Llegué el miércoles 27 a las 15,35 hora americana, lo que quiere decir que en España eran las 21,35 y me había levantado a las cuatro. Con la recogida de equipaje, control de pasaportes y demás trámites, salí del aeropuerto a las 16,30. Me estaban esperando Marta y Álvaro. Cerca de una hora más para llegar a su casa, total que después de la euforia de los abrazos, me di cuenta de que estaba reventada y caí en la cama como una piedra. He pasado aquí Fin de Año y Reyes, que también han venido a USA a visitar a mi nieto.
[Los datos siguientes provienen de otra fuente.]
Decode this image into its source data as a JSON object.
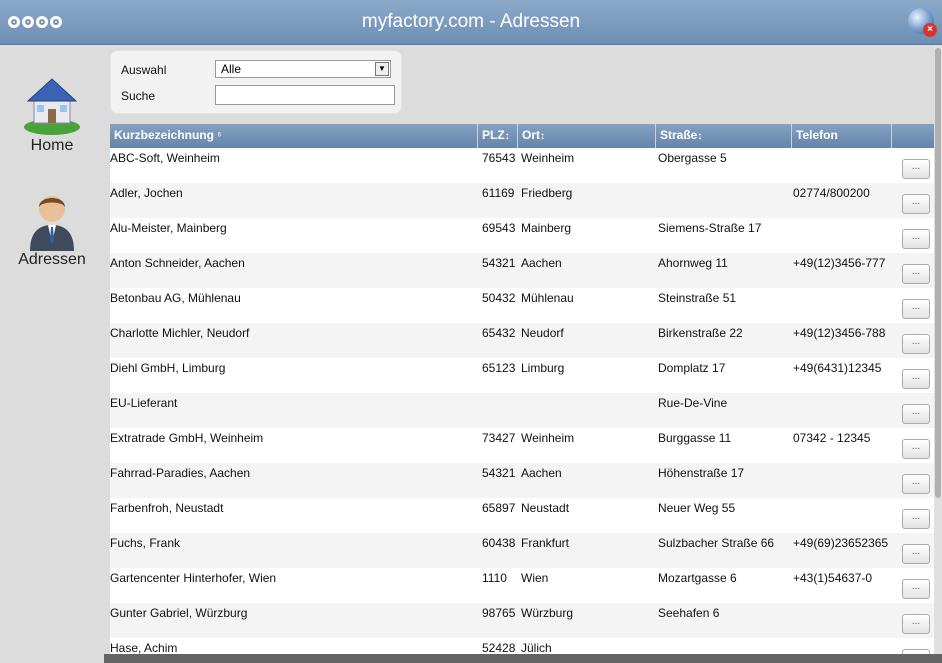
{
  "window": {
    "title": "myfactory.com - Adressen",
    "icons": [
      "window-dots-icon",
      "globe-close-icon"
    ]
  },
  "sidebar": {
    "items": [
      {
        "label": "Home",
        "icon": "house-icon"
      },
      {
        "label": "Adressen",
        "icon": "person-icon"
      }
    ]
  },
  "filter": {
    "auswahl_label": "Auswahl",
    "auswahl_value": "Alle",
    "suche_label": "Suche",
    "suche_value": "",
    "suche_placeholder": ""
  },
  "table": {
    "headers": [
      "Kurzbezeichnung",
      "PLZ",
      "Ort",
      "Straße",
      "Telefon"
    ],
    "sort_icon_kurz": "⁶",
    "sort_icon": "↕",
    "row_button_label": "...",
    "rows": [
      {
        "name": "ABC-Soft, Weinheim",
        "plz": "76543",
        "ort": "Weinheim",
        "strasse": "Obergasse 5",
        "telefon": ""
      },
      {
        "name": "Adler, Jochen",
        "plz": "61169",
        "ort": "Friedberg",
        "strasse": "",
        "telefon": "02774/800200"
      },
      {
        "name": "Alu-Meister, Mainberg",
        "plz": "69543",
        "ort": "Mainberg",
        "strasse": "Siemens-Straße 17",
        "telefon": ""
      },
      {
        "name": "Anton Schneider, Aachen",
        "plz": "54321",
        "ort": "Aachen",
        "strasse": "Ahornweg 11",
        "telefon": "+49(12)3456-777"
      },
      {
        "name": "Betonbau AG, Mühlenau",
        "plz": "50432",
        "ort": "Mühlenau",
        "strasse": "Steinstraße 51",
        "telefon": ""
      },
      {
        "name": "Charlotte Michler, Neudorf",
        "plz": "65432",
        "ort": "Neudorf",
        "strasse": "Birkenstraße 22",
        "telefon": "+49(12)3456-788"
      },
      {
        "name": "Diehl GmbH, Limburg",
        "plz": "65123",
        "ort": "Limburg",
        "strasse": "Domplatz 17",
        "telefon": "+49(6431)12345"
      },
      {
        "name": "EU-Lieferant",
        "plz": "",
        "ort": "",
        "strasse": "Rue-De-Vine",
        "telefon": ""
      },
      {
        "name": "Extratrade GmbH, Weinheim",
        "plz": "73427",
        "ort": "Weinheim",
        "strasse": "Burggasse 11",
        "telefon": "07342 - 12345"
      },
      {
        "name": "Fahrrad-Paradies, Aachen",
        "plz": "54321",
        "ort": "Aachen",
        "strasse": "Höhenstraße 17",
        "telefon": ""
      },
      {
        "name": "Farbenfroh, Neustadt",
        "plz": "65897",
        "ort": "Neustadt",
        "strasse": "Neuer Weg 55",
        "telefon": ""
      },
      {
        "name": "Fuchs, Frank",
        "plz": "60438",
        "ort": "Frankfurt",
        "strasse": "Sulzbacher Straße 66",
        "telefon": "+49(69)23652365"
      },
      {
        "name": "Gartencenter Hinterhofer, Wien",
        "plz": "1110",
        "ort": "Wien",
        "strasse": "Mozartgasse 6",
        "telefon": "+43(1)54637-0"
      },
      {
        "name": "Gunter Gabriel, Würzburg",
        "plz": "98765",
        "ort": "Würzburg",
        "strasse": "Seehafen 6",
        "telefon": ""
      },
      {
        "name": "Hase, Achim",
        "plz": "52428",
        "ort": "Jülich",
        "strasse": "",
        "telefon": ""
      }
    ]
  }
}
Día 1 de enero: 12º bajo cero.

Son las ocho y media de la tarde en Silver Spring y me acabo de fumar el tercer cigarro del día en la terraza, a doce grados bajo cero, mientras se me congelaban literalmente los pensamientos, concentrados en un dolor agudo entre los ojos. Aquí es mucho más difícil fumarse un pitillo que comprarse un rifle de repetición y celebrar el año nuevo disparando unas ráfagas a quién quiera que pase por la calle. Me dicen que aproveche para dejarlo, pero es que no quiero dejarlo; fumo porque quiero, porque me gusta y no me da la gana, a la edad que tengo, de renunciar a este pequeño gran placer. Fumar en estas condiciones, poniéndome un abrigo, un gorro, una bufanda, unos guantes y unas botas forradas de borreguito y salir a la terraza a desafiar la más cruda intemperie, es un acto de rebeldía contra la dictadura del no al tabaco, una reivindicación de mi derecho a morirme como quiera.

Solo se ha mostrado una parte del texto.